Residence, Mitchell Power Station

I recently visited Pittsburgh, Pennsylvania to present at the International Visual Sociology Association‘s annual meeting and explore the region. I particularly enjoy working in Pittsburgh, but my time photographing the end of an era in Johnstown instilled an interest in the region’s smaller towns. When I visited Pittsburgh in 2011, I made sure to spend a little time in neighboring borough of Braddock, but I wanted to go farther afield this time. In part motivated to see the borough of Donora, whose 1948 environmental catastrophe raised awareness of the need for clean air regulations, I visited more than a dozen towns in the Monongahela River valley, and then several more along the Ohio River.

Wedged between the rivers and the hills, the towns are similarly caught between the remaining industrial operations and the otherwise increasingly derelict industrial landscape.

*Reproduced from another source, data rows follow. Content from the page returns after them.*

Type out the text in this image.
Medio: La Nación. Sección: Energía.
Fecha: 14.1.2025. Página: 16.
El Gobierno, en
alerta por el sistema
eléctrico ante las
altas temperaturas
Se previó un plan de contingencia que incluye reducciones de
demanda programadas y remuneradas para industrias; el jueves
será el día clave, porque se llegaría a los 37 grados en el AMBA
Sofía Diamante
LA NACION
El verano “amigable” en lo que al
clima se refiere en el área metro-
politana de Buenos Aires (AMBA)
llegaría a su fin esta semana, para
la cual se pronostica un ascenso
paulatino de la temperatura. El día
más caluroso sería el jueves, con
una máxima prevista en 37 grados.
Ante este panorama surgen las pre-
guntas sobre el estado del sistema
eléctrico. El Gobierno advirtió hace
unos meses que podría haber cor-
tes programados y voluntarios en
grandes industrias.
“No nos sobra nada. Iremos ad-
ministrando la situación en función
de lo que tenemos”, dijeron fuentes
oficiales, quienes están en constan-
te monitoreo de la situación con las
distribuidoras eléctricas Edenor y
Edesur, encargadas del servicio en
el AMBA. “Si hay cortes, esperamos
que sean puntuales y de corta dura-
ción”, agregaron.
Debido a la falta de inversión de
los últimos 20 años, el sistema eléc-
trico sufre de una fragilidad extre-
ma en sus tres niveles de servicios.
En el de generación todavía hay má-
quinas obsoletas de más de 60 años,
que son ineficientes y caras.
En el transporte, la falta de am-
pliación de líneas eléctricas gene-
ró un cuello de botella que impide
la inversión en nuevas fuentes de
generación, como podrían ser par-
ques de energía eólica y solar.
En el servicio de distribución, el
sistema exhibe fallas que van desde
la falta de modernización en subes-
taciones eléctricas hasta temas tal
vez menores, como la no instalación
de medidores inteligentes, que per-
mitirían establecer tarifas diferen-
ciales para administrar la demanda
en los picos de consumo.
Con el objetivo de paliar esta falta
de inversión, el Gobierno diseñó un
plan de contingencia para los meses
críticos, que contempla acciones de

For every resident who boasted to me about her town’s architecture or community, another would offer warnings about the “bad” part of town or lament the moribund central business district. Braddock continues to capture headlines for its attempts at creative revitalization, but it is easy to see how many residents interpret continuing depopulation and unemployment as foretelling a more desperate future.

There are reasons for some optimism. Pittsburgh is undergoing a renaissance, a few towns are successfully capitalizing on their historic character, and the rivers offer an undeniable beauty. Still, as even the power plants wind down their operations, it’s easy to see how so many are dispirited about the future of the outlying towns.

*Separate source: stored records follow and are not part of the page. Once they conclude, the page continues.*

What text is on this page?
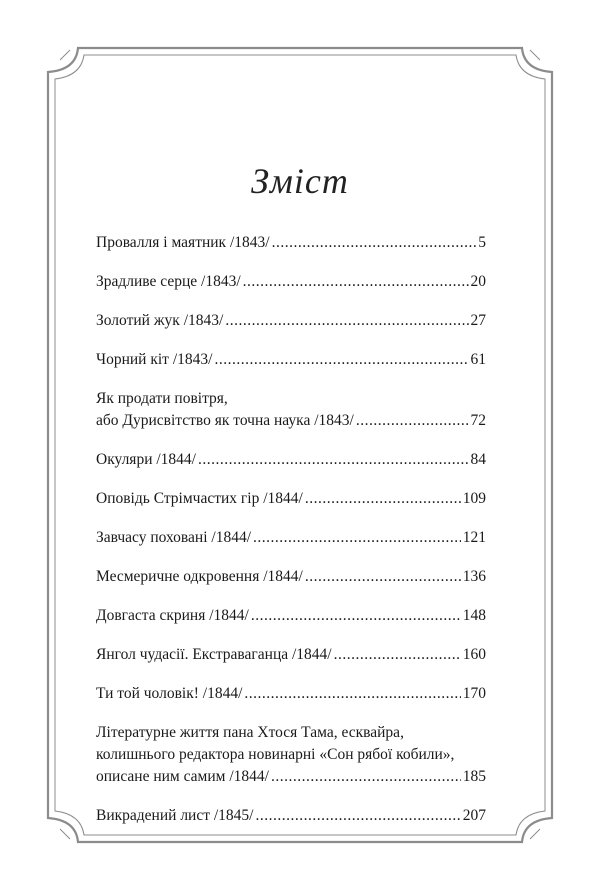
Зміст
Провалля і маятник /1843/ .....	5
Зрадливе серце /1843/ .....	20
Золотий жук /1843/ .....	27
Чорний кіт /1843/ .....	61
Як продати повітря,
або Дурисвітство як точна наука /1843/ .....	72
Окуляри /1844/ .....	84
Оповідь Стрімчастих гір /1844/ .....	109
Завчасу поховані /1844/ .....	121
Месмеричне одкровення /1844/ .....	136
Довгаста скриня /1844/ .....	148
Янгол чудасії. Екстраваганца /1844/ .....	160
Ти той чоловік! /1844/ .....	170
Літературне життя пана Хтося Тама, есквайра,
колишнього редактора новинарні «Сон рябої кобили»,
описане ним самим /1844/ .....	185
Викрадений лист /1845/ .....	207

The following images are selections from my excursions along with a few Pittsburgh images. As always, you can view more photographs on flickr.

Riding Bikes in Braddock

Steel City Appliances

Overgrowth, Mural

Towards Downtown Pittsburgh

Siding House Outline

Jump Rope, Hula Hoop

Downtown Donora, Pennsylvania

South Side Slopes

Fishing Along the Ohio River

Don's Diner

Walking

Train, Residential Street

Along the Monongahela River

Elrama, Pennsylvania

6 comments

  1. jazellers

    I get a real feeling for- and sense of these places looking at these images, David. Your photography blends artistry and social comment in a unique “Schalliol Style”.

  2. Emmy

    Really, really nice work Dave. Looking at these, I can’t help but also think of Walker Evans’s work from Bethlehem, Pennsylvania with all the hills of houses and power lines. Thank you for sharing!

  3. Melissa Wolfe

    I was also reminded of the great Walker Evens. These are wonderful stories that you tell David

  4. Wes Campbell

    I’m a native of the Pittsburgh area, living in Texas now. Growing up in the 50s, I can still remember the slate dumps and the sulfur fumes. Mom would check the wind direction before hanging out the clothes. The wind had to be blowing TOWARD the dumps. Most of the dumps have been leveled, all the coal washed out in the process. “Red Dog” was the slate that burned. It turned a deep red and was a good agragate for roads and drive ways. We lived in a ‘Company’ house, bought our groceries at the ‘Company’ store, bought out gas at the ‘Company store gas station’, just like the Tennessee Ernie Ford song, Sixteen Tons”.